It’s the little things

As I sat in my office today tears were streaming down my cheeks. I noticed that the Kleenex I pulled out of the box was now a light peach color where the one before it was white. It seems like a little thing but the people at Kleenex put a different color of tissue at the end of the box as a kind of warning that you are close to running out. I never noticed that before. Probably because I rarely needed Kleenex. Ben was always finding good deals for things. He found a deal on Kleenex and ordered a large quantity of boxes of Kleenex. Little did he know I would be going through them so quickly these last few months. It is that kind of little thing that I miss.

I was thinking about what I should make for dinner tonight. I have some chili in the freezer I could thaw and heat up. Then I would want tortilla chips to go with it and we need some more shredded cheese. Before October 11th I would have texted Ben and asked him to pick those things up on his way home from work. I rarely go anywhere during the day and he was always willing to stop at the store to pick up a few things for me. Quite often he would text me that he was running into WalMart or Menard’s and ask if I needed anything. I miss that.

The spring soccer season will be here before I know it. And in thinking of that, Ben took Sabin to soccer practice this fall. While they were at practice I would make dinner and have it ready for them when they returned home. Now I will be the soccer practice runner and won’t be able to stay home to make dinner. I will miss that too.

We have had a few snow storms this winter already. Ben always got up early. When it had snowed overnight he would bundle up and head out to shovel the sidewalk and driveway. Now that task falls to me. Thankfully this year has been light on the snow but I do miss that act of servanthood from him.

As I drive to church or other events that we would have gone to together, I think about how Ben was always the driver. I rarely drove when we were in the car together. I miss just being able to relax while he drove. In the car was also where we talked quite a bit. Sometimes we would ride in relative silence but other times we had a lot to talk about. I miss those times.

The smoke detector was chirping at me yesterday. We happened to have a few extra 9 volt batteries so I switched it out and ended the chirping. Then I decided I needed to check on the one that is in the kitchen. We had pulled the battery out quite awhile ago. I put a fresh one in it and it immediately began blaring out its signal. I guess that is why the battery was out of it. When Ben put the smoke detectors up he wrote the date on the bottom. I noticed that the one in the kitchen said January 07. As they should only last about 10 years maximum it was no surprise the thing was sounding its alarm. Before I would have told Ben about the chirping and he would have fixed it. And he would have noticed the date and realized we needed to get new smoke detectors. I miss my handyman who would take care of things like that for me.

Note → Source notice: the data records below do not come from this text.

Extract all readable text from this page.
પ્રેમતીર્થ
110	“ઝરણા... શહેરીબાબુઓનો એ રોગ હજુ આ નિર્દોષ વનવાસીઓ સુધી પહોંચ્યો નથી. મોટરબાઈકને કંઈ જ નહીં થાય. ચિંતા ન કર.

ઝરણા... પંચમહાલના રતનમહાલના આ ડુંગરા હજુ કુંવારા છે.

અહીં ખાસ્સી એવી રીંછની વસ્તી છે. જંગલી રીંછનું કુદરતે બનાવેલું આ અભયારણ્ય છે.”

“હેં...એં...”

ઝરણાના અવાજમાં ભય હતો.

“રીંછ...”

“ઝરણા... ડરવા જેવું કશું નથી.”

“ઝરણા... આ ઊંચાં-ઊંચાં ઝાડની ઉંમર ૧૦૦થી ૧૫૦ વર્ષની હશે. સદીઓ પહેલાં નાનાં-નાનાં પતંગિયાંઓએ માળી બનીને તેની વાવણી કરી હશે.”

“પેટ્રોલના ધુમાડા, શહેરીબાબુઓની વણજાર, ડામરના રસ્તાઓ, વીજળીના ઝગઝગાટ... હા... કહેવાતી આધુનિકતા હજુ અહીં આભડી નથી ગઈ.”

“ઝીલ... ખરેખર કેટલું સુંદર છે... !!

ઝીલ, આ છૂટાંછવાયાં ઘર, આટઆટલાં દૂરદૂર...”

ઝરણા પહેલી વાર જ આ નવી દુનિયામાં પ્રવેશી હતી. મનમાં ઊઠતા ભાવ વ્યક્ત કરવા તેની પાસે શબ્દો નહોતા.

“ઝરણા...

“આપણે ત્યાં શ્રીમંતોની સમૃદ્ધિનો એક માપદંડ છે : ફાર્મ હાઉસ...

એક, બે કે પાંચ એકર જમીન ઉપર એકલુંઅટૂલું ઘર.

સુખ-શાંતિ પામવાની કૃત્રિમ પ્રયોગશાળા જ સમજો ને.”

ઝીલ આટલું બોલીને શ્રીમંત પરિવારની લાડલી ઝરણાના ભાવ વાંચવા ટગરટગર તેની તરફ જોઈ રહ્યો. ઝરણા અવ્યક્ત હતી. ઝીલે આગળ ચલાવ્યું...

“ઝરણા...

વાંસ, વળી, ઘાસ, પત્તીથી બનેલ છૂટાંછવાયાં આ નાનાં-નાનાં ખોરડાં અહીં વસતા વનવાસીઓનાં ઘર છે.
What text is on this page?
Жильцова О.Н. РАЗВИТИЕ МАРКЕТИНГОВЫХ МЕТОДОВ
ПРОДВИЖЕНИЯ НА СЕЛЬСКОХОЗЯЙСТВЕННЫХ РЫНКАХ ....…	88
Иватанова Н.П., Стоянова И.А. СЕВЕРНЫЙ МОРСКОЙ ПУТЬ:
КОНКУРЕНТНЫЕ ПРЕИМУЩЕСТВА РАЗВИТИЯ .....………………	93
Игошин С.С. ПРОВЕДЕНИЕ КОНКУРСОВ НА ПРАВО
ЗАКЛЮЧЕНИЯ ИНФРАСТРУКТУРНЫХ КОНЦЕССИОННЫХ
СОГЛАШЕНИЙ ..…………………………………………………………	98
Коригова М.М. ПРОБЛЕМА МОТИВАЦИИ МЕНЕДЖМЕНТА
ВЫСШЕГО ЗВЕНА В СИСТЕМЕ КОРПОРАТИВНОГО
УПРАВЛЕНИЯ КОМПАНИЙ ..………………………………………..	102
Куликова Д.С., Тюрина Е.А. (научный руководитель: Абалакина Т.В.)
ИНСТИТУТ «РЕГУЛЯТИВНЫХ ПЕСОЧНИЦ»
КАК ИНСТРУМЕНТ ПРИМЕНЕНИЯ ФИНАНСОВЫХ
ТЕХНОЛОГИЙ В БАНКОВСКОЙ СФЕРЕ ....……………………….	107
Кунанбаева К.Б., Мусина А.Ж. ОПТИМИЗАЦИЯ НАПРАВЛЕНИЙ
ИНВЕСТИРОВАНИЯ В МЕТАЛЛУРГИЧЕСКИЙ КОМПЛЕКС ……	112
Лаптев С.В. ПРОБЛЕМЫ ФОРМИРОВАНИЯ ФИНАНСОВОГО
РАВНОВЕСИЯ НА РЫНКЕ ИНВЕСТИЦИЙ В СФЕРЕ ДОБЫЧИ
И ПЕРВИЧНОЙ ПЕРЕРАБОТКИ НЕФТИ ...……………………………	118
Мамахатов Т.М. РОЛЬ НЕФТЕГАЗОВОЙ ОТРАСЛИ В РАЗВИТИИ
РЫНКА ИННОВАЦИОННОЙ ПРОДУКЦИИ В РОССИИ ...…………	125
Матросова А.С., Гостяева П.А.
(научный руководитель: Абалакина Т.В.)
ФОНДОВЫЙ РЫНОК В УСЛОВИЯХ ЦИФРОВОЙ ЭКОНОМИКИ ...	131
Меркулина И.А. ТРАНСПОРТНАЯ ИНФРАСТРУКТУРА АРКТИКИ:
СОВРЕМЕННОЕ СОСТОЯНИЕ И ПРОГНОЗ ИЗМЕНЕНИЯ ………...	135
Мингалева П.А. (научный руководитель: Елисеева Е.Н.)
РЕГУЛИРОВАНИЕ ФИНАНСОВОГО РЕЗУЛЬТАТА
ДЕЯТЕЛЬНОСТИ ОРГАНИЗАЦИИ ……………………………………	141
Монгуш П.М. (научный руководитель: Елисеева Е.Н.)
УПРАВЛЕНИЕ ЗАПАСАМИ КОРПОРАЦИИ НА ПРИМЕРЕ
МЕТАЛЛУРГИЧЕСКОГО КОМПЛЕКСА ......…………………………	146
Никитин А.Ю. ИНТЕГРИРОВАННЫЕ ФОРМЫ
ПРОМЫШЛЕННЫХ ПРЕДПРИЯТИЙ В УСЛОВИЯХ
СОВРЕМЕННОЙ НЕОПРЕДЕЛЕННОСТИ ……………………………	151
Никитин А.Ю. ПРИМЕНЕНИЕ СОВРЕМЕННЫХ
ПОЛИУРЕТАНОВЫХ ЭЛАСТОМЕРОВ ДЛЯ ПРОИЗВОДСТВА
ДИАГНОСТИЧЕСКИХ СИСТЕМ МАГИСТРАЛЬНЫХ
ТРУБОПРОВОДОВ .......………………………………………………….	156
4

It is all those little things and so many more that I miss the most. They seem so insignificant but when you lose that person you realize that they were the important things. I even miss the little things that Ben did that annoyed me. Oh to have to deal with those annoyances from him again. To get wet socks when he tracked snow through the house. To have to put his dirty clothes that he put in the wrong bin in the correct one. To have to poke him when he was snoring. Him watching some of the crazy TV shows or shoot ’em up movies that he liked. Those things are but memories now. But I will hold them dear–both the good and the annoying.

One thought on “It’s the little things

  1. I remember so many of those small things about Tom, too. Cleaning our 600 ft driveway at 5:00 AM was one of the things he enjoyed most. His snoring was paramount to a Grand Trunk Railroad engine chugging through town! Ha! But I do miss all the little things he used to do.